Several recent studies have evaluated the relationship between various forms of ventricular arrhythmias and prognosis in coronary disease. In general, the findings from these studies conclude that malignant ventricular arrhythmias (e.g., sustained ventricular tachycardia, ventricular fibrillation) are significant adverse prognostic markers except when they occur in the earliest phase (e.g., first 48 hours) of acute MI. The significance of lesser degrees of ventricular arrhythmias, such as frequent premature ventricular contractions or nonsustained ventricular tachycardia, remains more controversial. Whether ventricular arrhythmias are markers for myocardial electrical instability or instead are a consequence of left ventricular dysfunction and scarring and do not convey independent prognostic information remains uncertain. This debate has been complicated by the findings of the Cardiac Arrhythmia Suppression Trial (CAST), which showed that antiarrhythmic drugs that were quite effective in suppressing ventricular arrhythmias actually increased mortality in a cohort of post-MI patients (
36). In contrast, β-blockers and coronary bypass surgery, two therapies whose primary impact is on ischemia rather than on arrhythmias, may decrease the risk of sudden cardiac death (
37,
38).
The measurement of late potentials on the signal-averaged ECG has been used to identify patients at risk for sudden cardiac death.
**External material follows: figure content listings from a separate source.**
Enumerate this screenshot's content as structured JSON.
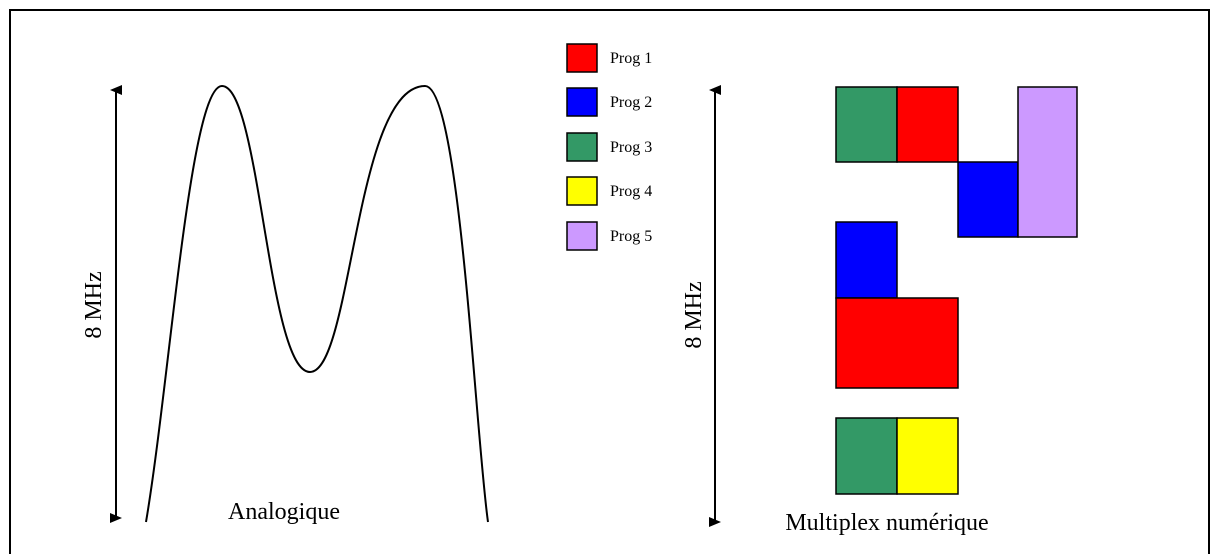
{
  "analog": {
    "axis_label": "8 MHz",
    "caption": "Analogique"
  },
  "digital": {
    "axis_label": "8 MHz",
    "caption": "Multiplex numérique"
  },
  "legend": [
    {
      "label": "Prog 1",
      "color": "#ff0000"
    },
    {
      "label": "Prog 2",
      "color": "#0000ff"
    },
    {
      "label": "Prog 3",
      "color": "#339966"
    },
    {
      "label": "Prog 4",
      "color": "#ffff00"
    },
    {
      "label": "Prog 5",
      "color": "#cc99ff"
    }
  ],
  "blocks": [
    {
      "prog": "Prog 3",
      "color": "#339966"
    },
    {
      "prog": "Prog 1",
      "color": "#ff0000"
    },
    {
      "prog": "Prog 2",
      "color": "#0000ff"
    },
    {
      "prog": "Prog 5",
      "color": "#cc99ff"
    },
    {
      "prog": "Prog 2",
      "color": "#0000ff"
    },
    {
      "prog": "Prog 1",
      "color": "#ff0000"
    },
    {
      "prog": "Prog 3",
      "color": "#339966"
    },
    {
      "prog": "Prog 4",
      "color": "#ffff00"
    }
  ]
}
Late potentials are believed to indicate the electrophysiologic substrate for reentrant ventricular tachycardia, and numerous studies have reported that late potentials are powerful adverse prognostic findings that are independent of the results of ambulatory monitoring for ventricular arrhythmias and left ventricular ejection fraction (
39). However, the clinical utility of this measure continues to be debated, and studies examining heart rate variability have proposed another marker for high risk that is of uncertain pathophysiologic or therapeutic significance (
40,
41,
42). Heart rate variability is presumed to reflect the net effects of the parasympathetic and sympathetic nervous systems, both of which have been shown to be important in affecting the threshold for ventricular fibrillation. However, neither late potentials nor heart rate variability has yet been accepted as part of the standard risk assessment for CAD.